遠い昔....海に隣接しない京都の人々が若狭からの鮮魚を 得るための不可欠な鯖街道。 若狭から運ばれた物資の中、特に鯖が有名なので名付けられた鯖街道。 生鯖が道中に痛まないように塩漬けにされ、小浜を 離れ街道の朽木を超え、活断層 花折辺りまで来ると鯖と塩味が馴染んで美味くなると伝わる。
鯖街道の起点
鯖街道と呼ばれてはいるが、鯖の他に鮮魚はアマダイ、イカ、カレイも運ばれる。
鯖の腐敗を防ぐため塩でしめて、丸一日かけて鯖街道を運んだ。早朝に小浜を 出発し、昼夜歩き続け翌朝 京都に到着。
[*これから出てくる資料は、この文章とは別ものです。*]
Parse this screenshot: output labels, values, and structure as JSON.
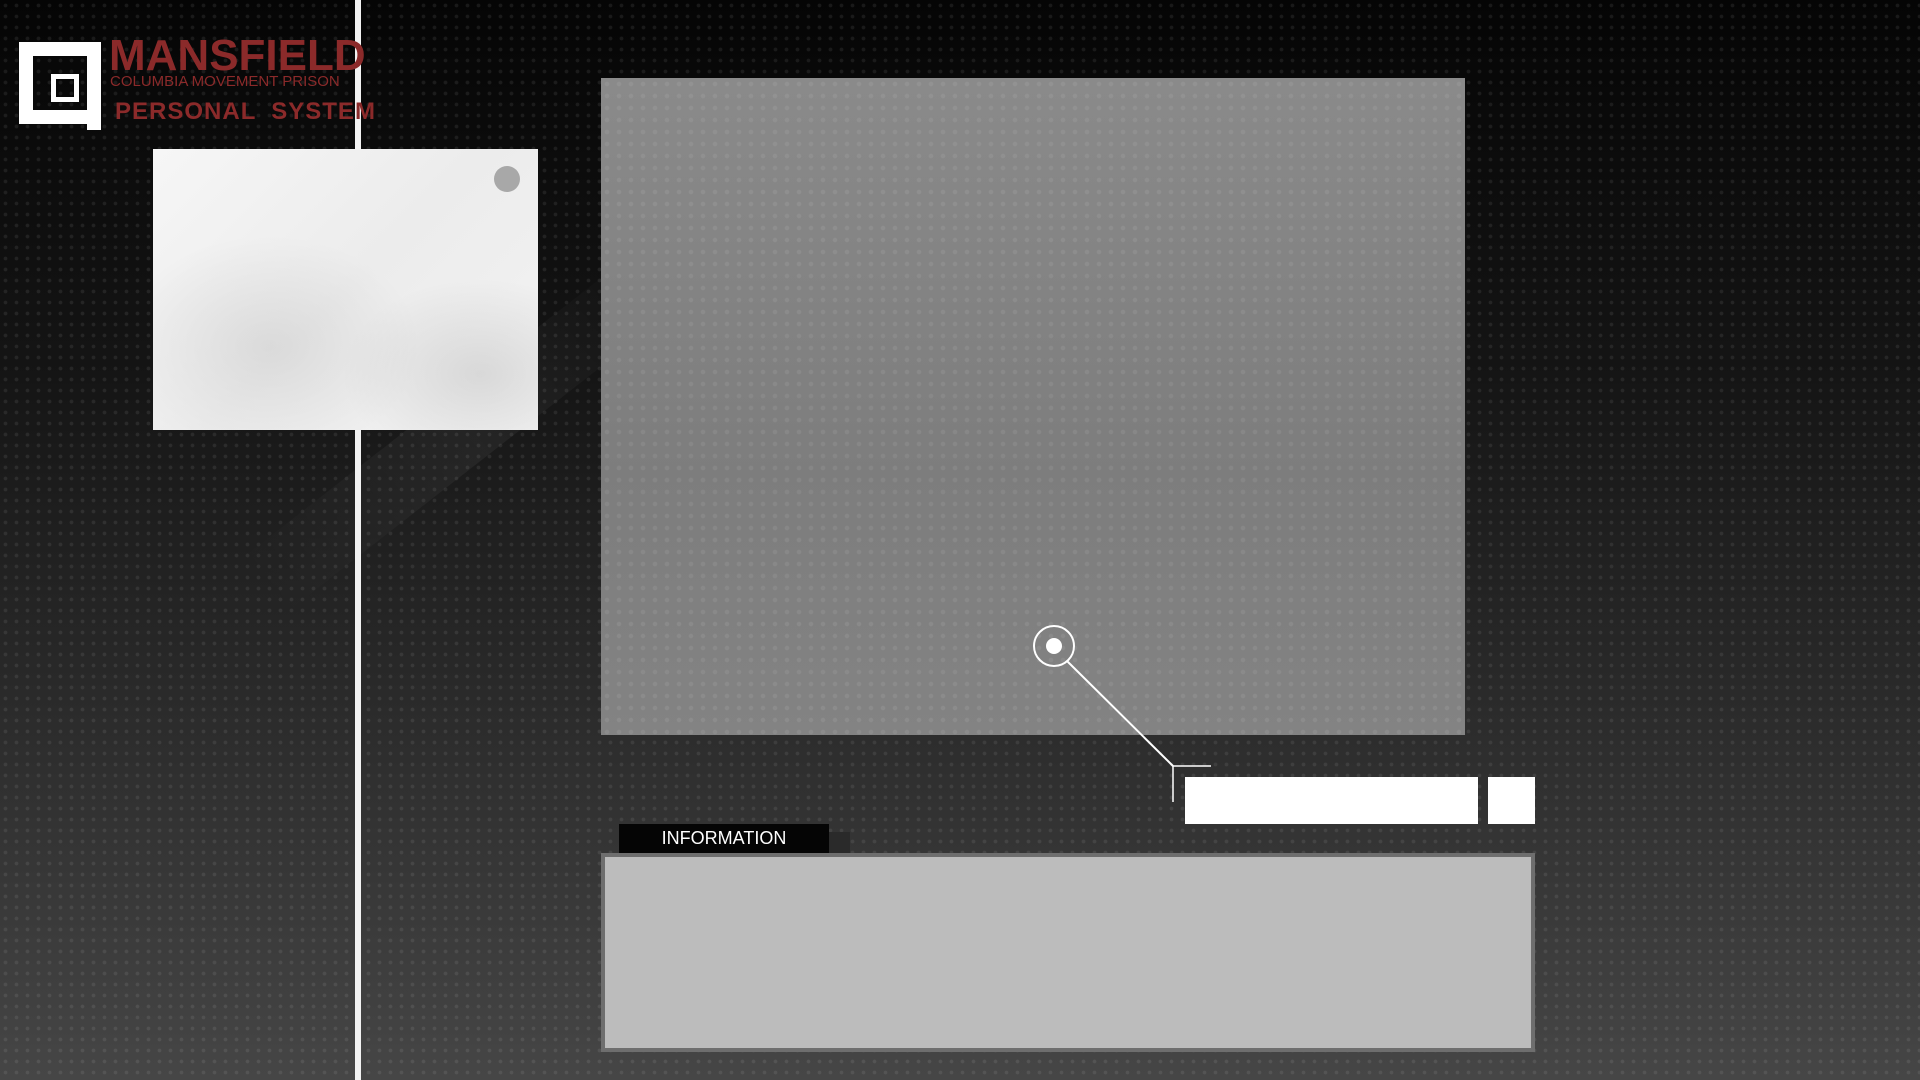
{
  "header": {
    "logo_title": "MANSFIELD",
    "logo_subtitle": "COLUMBIA MOVEMENT PRISON",
    "logo_system": "PERSONAL  SYSTEM"
  },
  "information": {
    "tab_label": "INFORMATION",
    "content": ""
  },
  "fields": {
    "name_value": "",
    "small_value": ""
  },
  "colors": {
    "brand_red": "#8b2a2a",
    "panel_gray": "#808080",
    "info_panel": "#bcbcbc",
    "accent_white": "#ffffff"
  },
  "icons": {
    "logo": "mansfield-logo-icon",
    "marker": "target-marker-icon",
    "portrait_dot": "circle-dot-icon"
  }
}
着いた頃には、良い旨味の味加減で食べ頃...
鯖寿司フアンにはこたえられん。
鯖街道MUSEUM
小浜市鯖街道ミュージアムは日本遺産ガイダンス施設として、日本遺産「鯖街道」や 小浜市の 文化財や伝統芸能、祭礼などを丁寧に紹介したもらった女性スタッフ。 入場料は無料で有難い、 鯖街道や同じ日本遺産に認定されている「北前船」などに
ついてもスタッフの方から説明が 聞ける。 「北前船」は司馬遼太郎氏の小説「菜の花の沖」江戸時代の廻船商人高田屋嘉兵衛を 読むと面白いと思う、個人的に函館の松前漬けが美味い。
小浜三丁目
日本の中世時代・佐々木道誉 バサラ武士の子孫・京極高次氏が小浜城築城の際、 武家と町人が混在した中世の町を整備し、町人地を東・西・中の3組に分けた 街づくりは重伝建の城下町に。 若狭湾に面する小浜は昔から京都と深いつながりがあって? 生活のいたるところに 京文化の面影を残す。 北前船交易で栄えた港町の歴史を伝えるエリア、三丁町と呼ばれるかつての茶屋 町は、狭い路地とベンガラ格子や出格子の家が軒を連ね、漂う落ち着いた雰囲気。
熊川宿
豊臣秀吉に重用され若狭の領主となった浅野長政は、天正17年(1589)に熊川が交通と 軍事において重用な場所であることから宿場町に。 町を通る若狭街道は日本海から京都まで鯖などの魚を運んだことで鯖街道と 呼ばれる。 街道に面して多様な形式の建物が建ち並び、昔ながらの町並みが保存されて 重要伝統的建造物群保存地区にも指定、道の駅「若狭熊川宿」に隣接。
松木神社前の説明板
若狭の義民松木庄左衛門が祀られている神社、熊川宿の中では桜と紅葉の名所。
松木庄左衛門は、苦しみにあえぐ若狭の農民を救うため藩主が酒井忠勝に 替わり小浜城が完成した後も重税が続いた為、寛永17年(1640)頃から 小浜藩領内252カ村の代表者が集まり話し合い、小浜藩の郡代官所に 陳情したが相手にされない。 それでも松木庄左衛門(上中町・新道村の庄屋)を中心に20名の総代が 税の軽減を十数年に渡り訴え続け、ついに酒井忠勝により 税の軽減が許された。 江戸時代は農民が幕府や藩に陳情する事は御法度だった為、中心人物だった 松木庄左衛門は捉えられ慶安5年(1652)、日笠川原で磔の刑により処刑、 28歳の若い命を失う。 いつの時代にも立派な方がおられるが、 反してどうしようもない人が権力を握ると人々はえらい目に会う、世の常。 黒澤明監督「七人の侍」ではないが、名もなき英雄は時代の流れに 風のごとく消え去る。